Perplexed, I turn to  Forbes’ list of the 68 most powerful “people” in the world. Since there are only 4 women I don’t feel it’s entirely unreasonable to refer to this list as the list of the 68 most powerful men in the world. Funnily enough, there are no singers or actors in sight. Indeed, it seems a far more reasonable list; being topped by Hu Jintao, Barack Obama, the King of Saudi Arabia and Vladimir Putin. Men who without a shadow of a doubt wield large amounts of tangible power.

So why the difference in the two lists?  It turns out the lists are compiled using different methodologies.  In considering the men the factors taken into account are the size of populations they hold power over, their financial resources, the extent of their sphere of influence and the active use of their power. When it comes to the women however, they have instead been split into 4 categories; business, politics, media and lifestyle. So, half dedicated to women who influence real things and half dedicated to women who influence media and “lifestyles”.

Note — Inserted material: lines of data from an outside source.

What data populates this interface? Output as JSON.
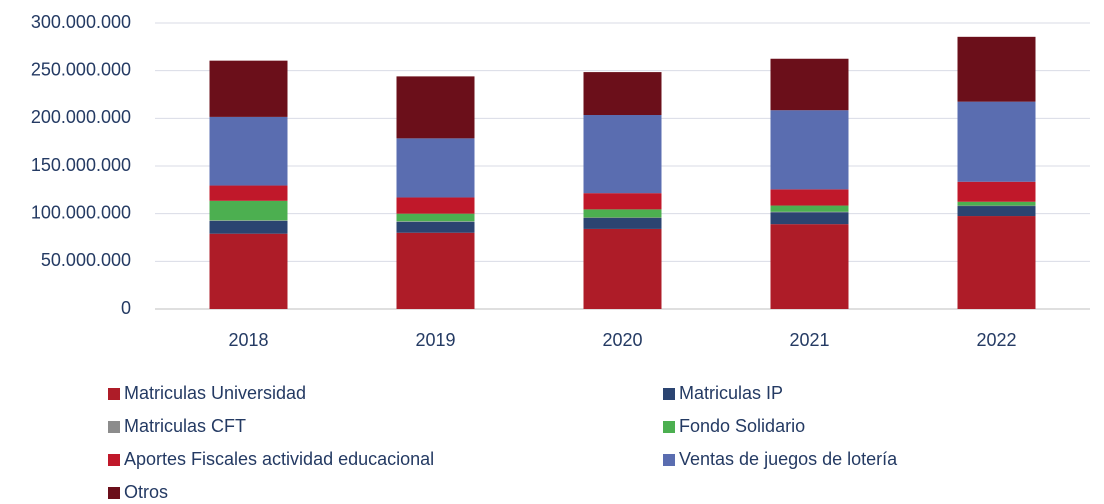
{
  "chart_data": {
    "type": "stacked_bar",
    "categories": [
      "2018",
      "2019",
      "2020",
      "2021",
      "2022"
    ],
    "series": [
      {
        "name": "Matriculas Universidad",
        "color": "#ae1c28",
        "values": [
          79000000,
          80000000,
          84000000,
          89000000,
          97500000
        ]
      },
      {
        "name": "Matriculas IP",
        "color": "#2b4471",
        "values": [
          13500000,
          11500000,
          11500000,
          12500000,
          10500000
        ]
      },
      {
        "name": "Matriculas CFT",
        "color": "#8c8c8c",
        "values": [
          500000,
          500000,
          500000,
          500000,
          500000
        ]
      },
      {
        "name": "Fondo Solidario",
        "color": "#4caf50",
        "values": [
          20500000,
          8000000,
          8500000,
          6500000,
          4000000
        ]
      },
      {
        "name": "Aportes Fiscales actividad educacional",
        "color": "#c0182a",
        "values": [
          16000000,
          17000000,
          17000000,
          17000000,
          21000000
        ]
      },
      {
        "name": "Ventas de juegos de lotería",
        "color": "#5a6db0",
        "values": [
          72000000,
          62000000,
          82000000,
          83000000,
          84000000
        ]
      },
      {
        "name": "Otros",
        "color": "#6b0f1a",
        "values": [
          59000000,
          65000000,
          45000000,
          54000000,
          68000000
        ]
      }
    ],
    "ylim": [
      0,
      300000000
    ],
    "yticks": [
      0,
      {
        "value": 50000000,
        "label": "50.000.000"
      },
      {
        "value": 100000000,
        "label": "100.000.000"
      },
      {
        "value": 150000000,
        "label": "150.000.000"
      },
      {
        "value": 200000000,
        "label": "200.000.000"
      },
      {
        "value": 250000000,
        "label": "250.000.000"
      },
      {
        "value": 300000000,
        "label": "300.000.000"
      }
    ],
    "grid": true,
    "legend": "bottom"
  }
}
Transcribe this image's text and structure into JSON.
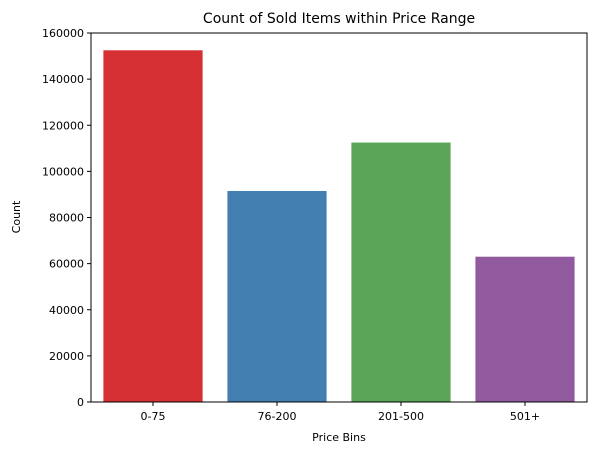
{
  "chart_data": {
    "type": "bar",
    "title": "Count of Sold Items within Price Range",
    "xlabel": "Price Bins",
    "ylabel": "Count",
    "categories": [
      "0-75",
      "76-200",
      "201-500",
      "501+"
    ],
    "values": [
      152500,
      91500,
      112500,
      63000
    ],
    "colors": [
      "#d62f34",
      "#447fb2",
      "#5aa558",
      "#915a9e"
    ],
    "ylim": [
      0,
      160000
    ],
    "yticks": [
      0,
      20000,
      40000,
      60000,
      80000,
      100000,
      120000,
      140000,
      160000
    ],
    "grid": false,
    "legend": "none"
  }
}
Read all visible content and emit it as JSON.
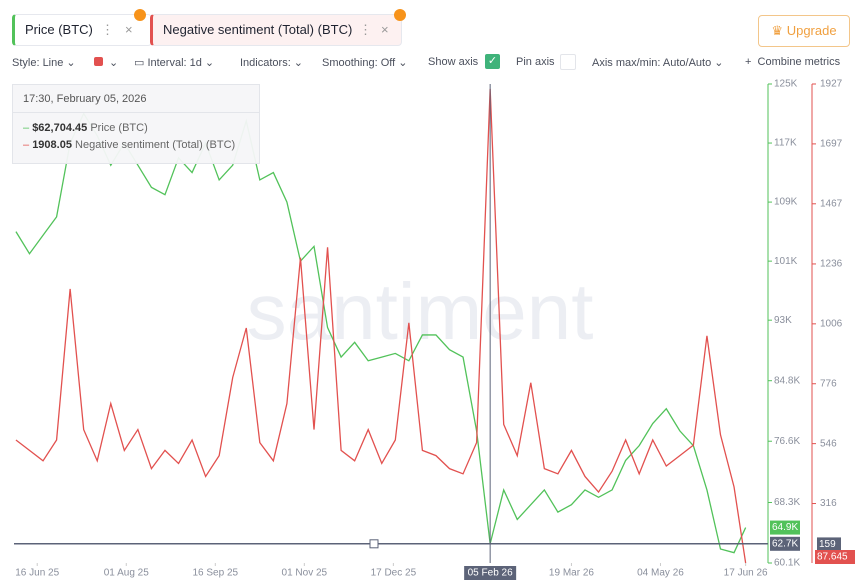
{
  "ui": {
    "upgrade": "Upgrade",
    "style": "Style: Line",
    "interval": "Interval: 1d",
    "indicators": "Indicators:",
    "smoothing": "Smoothing: Off",
    "show_axis": "Show axis",
    "pin_axis": "Pin axis",
    "axis_minmax": "Axis max/min: Auto/Auto",
    "combine": "Combine metrics",
    "watermark": "santiment"
  },
  "chart_data": {
    "type": "line",
    "x": [
      "2025-06-05",
      "2025-06-12",
      "2025-06-19",
      "2025-06-26",
      "2025-07-03",
      "2025-07-10",
      "2025-07-17",
      "2025-07-24",
      "2025-07-31",
      "2025-08-07",
      "2025-08-14",
      "2025-08-21",
      "2025-08-28",
      "2025-09-04",
      "2025-09-11",
      "2025-09-18",
      "2025-09-25",
      "2025-10-02",
      "2025-10-09",
      "2025-10-16",
      "2025-10-23",
      "2025-10-30",
      "2025-11-06",
      "2025-11-13",
      "2025-11-20",
      "2025-11-27",
      "2025-12-04",
      "2025-12-11",
      "2025-12-18",
      "2025-12-25",
      "2026-01-01",
      "2026-01-08",
      "2026-01-15",
      "2026-01-22",
      "2026-01-29",
      "2026-02-05",
      "2026-02-12",
      "2026-02-19",
      "2026-02-26",
      "2026-03-05",
      "2026-03-12",
      "2026-03-19",
      "2026-03-26",
      "2026-04-02",
      "2026-04-09",
      "2026-04-16",
      "2026-04-23",
      "2026-04-30",
      "2026-05-07",
      "2026-05-14",
      "2026-05-21",
      "2026-05-28",
      "2026-06-04",
      "2026-06-11",
      "2026-06-17"
    ],
    "xlim": [
      "2025-06-04",
      "2026-06-27"
    ],
    "xticks": [
      {
        "value": "2025-06-16",
        "label": "16 Jun 25"
      },
      {
        "value": "2025-08-01",
        "label": "01 Aug 25"
      },
      {
        "value": "2025-09-16",
        "label": "16 Sep 25"
      },
      {
        "value": "2025-11-01",
        "label": "01 Nov 25"
      },
      {
        "value": "2025-12-17",
        "label": "17 Dec 25"
      },
      {
        "value": "2026-03-19",
        "label": "19 Mar 26"
      },
      {
        "value": "2026-05-04",
        "label": "04 May 26"
      },
      {
        "value": "2026-06-17",
        "label": "17 Jun 26"
      }
    ],
    "ylim": [
      60100,
      125000
    ],
    "yticks": [
      {
        "value": 125000,
        "label": "125K"
      },
      {
        "value": 117000,
        "label": "117K"
      },
      {
        "value": 109000,
        "label": "109K"
      },
      {
        "value": 101000,
        "label": "101K"
      },
      {
        "value": 93000,
        "label": "93K"
      },
      {
        "value": 84800,
        "label": "84.8K"
      },
      {
        "value": 76600,
        "label": "76.6K"
      },
      {
        "value": 68300,
        "label": "68.3K"
      },
      {
        "value": 60100,
        "label": "60.1K"
      }
    ],
    "y2lim": [
      87.645,
      1927
    ],
    "y2ticks": [
      1927,
      1697,
      1467,
      1236,
      1006,
      776,
      546,
      316
    ],
    "series": [
      {
        "name": "Price (BTC)",
        "color": "#52c25a",
        "values": [
          105000,
          102000,
          104500,
          107000,
          117000,
          121000,
          118000,
          114000,
          117000,
          114000,
          111000,
          110000,
          115000,
          113000,
          117000,
          112000,
          114000,
          120000,
          112000,
          113000,
          109000,
          101000,
          103000,
          92000,
          88000,
          90000,
          87500,
          88000,
          88500,
          87500,
          91000,
          91000,
          89000,
          88000,
          78000,
          62704.45,
          70000,
          66000,
          68000,
          70000,
          67000,
          68000,
          70000,
          69000,
          70000,
          74000,
          76000,
          79000,
          81000,
          78000,
          76000,
          70000,
          62000,
          61500,
          64900
        ],
        "value_labels": [
          null,
          null,
          null,
          null,
          null,
          null,
          null,
          null,
          null,
          null,
          null,
          null,
          null,
          null,
          null,
          null,
          null,
          null,
          null,
          null,
          null,
          null,
          null,
          null,
          null,
          null,
          null,
          null,
          null,
          null,
          null,
          null,
          null,
          null,
          null,
          "$62,704.45",
          null,
          null,
          null,
          null,
          null,
          null,
          null,
          null,
          null,
          null,
          null,
          null,
          null,
          null,
          null,
          null,
          null,
          null,
          "64.9K"
        ]
      },
      {
        "name": "Negative sentiment (Total) (BTC)",
        "color": "#e2514f",
        "axis": "y2",
        "values": [
          560,
          520,
          480,
          560,
          1140,
          600,
          480,
          700,
          520,
          600,
          450,
          520,
          470,
          560,
          420,
          500,
          800,
          990,
          550,
          480,
          700,
          1260,
          600,
          1300,
          520,
          480,
          600,
          470,
          560,
          1010,
          520,
          500,
          450,
          430,
          550,
          1908.05,
          620,
          500,
          780,
          450,
          430,
          520,
          420,
          360,
          440,
          560,
          430,
          560,
          460,
          500,
          540,
          960,
          580,
          380,
          87.645
        ]
      }
    ],
    "crosshair": {
      "x": {
        "value": "2026-02-05",
        "label": "05 Feb 26"
      },
      "y": {
        "value": 62700,
        "label": "62.7K"
      },
      "y2": 159
    },
    "tooltip": {
      "title": "17:30, February 05, 2026"
    }
  }
}
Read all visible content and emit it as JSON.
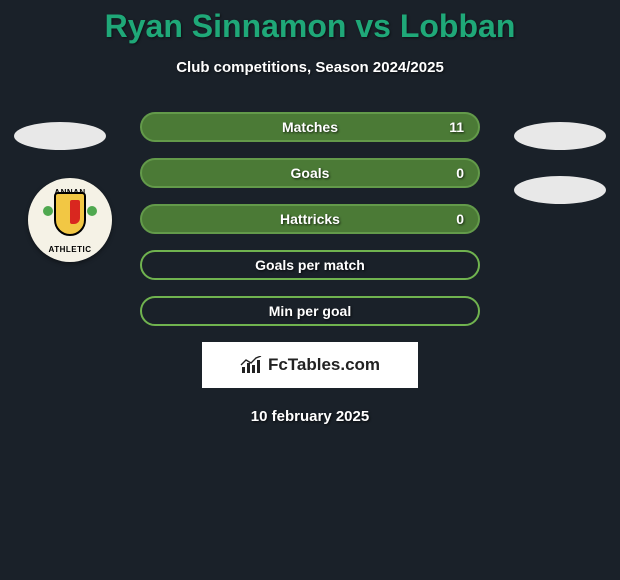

Why the difference in approach? Well, I guess it can only be because women are still judged to be successful on different gounds than men are. A female singer (Beyonce) can be considered more successful than a female politician (Rousseff) because fundamentally that’s what women should be doing isn’t it? The idea that (for example) Usher or Kanye West could be considered as successful or powerful as a male head of state is of course ludicrous. Sadly, the same attitude still does not apply to women. It is also highly apparent that Forbes still considers women as defined by their husbands but not vice versa. Michelle Obama is, according to them, the world’s most powerful woman, by virtue of being the First Lady, of being someone’s wife. Melinda Gates is number 27, Carla Bruni-Sarkozy is number 35, Maria Schriver (Arnold Schwarzenegger’s soon to be ex-wife) is number 53 and the wife of the Emir of Qatar is number 74.  Shockingly Angela Merkel’s husband is not on the men’s list however. Well, I guess that’s because he’s a man; and is evaluated on the basis of his own achievements rather than those of his spouse. Forbes’ list is a depressing indictment of how our society still views and judges the female half of the world’s population. So women if you want to be powerful don’t bother trying to become a head of state or a business CEO! Instead, either try and marry someone powerful, or just make sure you have a good hairstyle, can carry a tune and are willing to wear skimpy clothes. Because clearly that’s still (nearly) all that matters.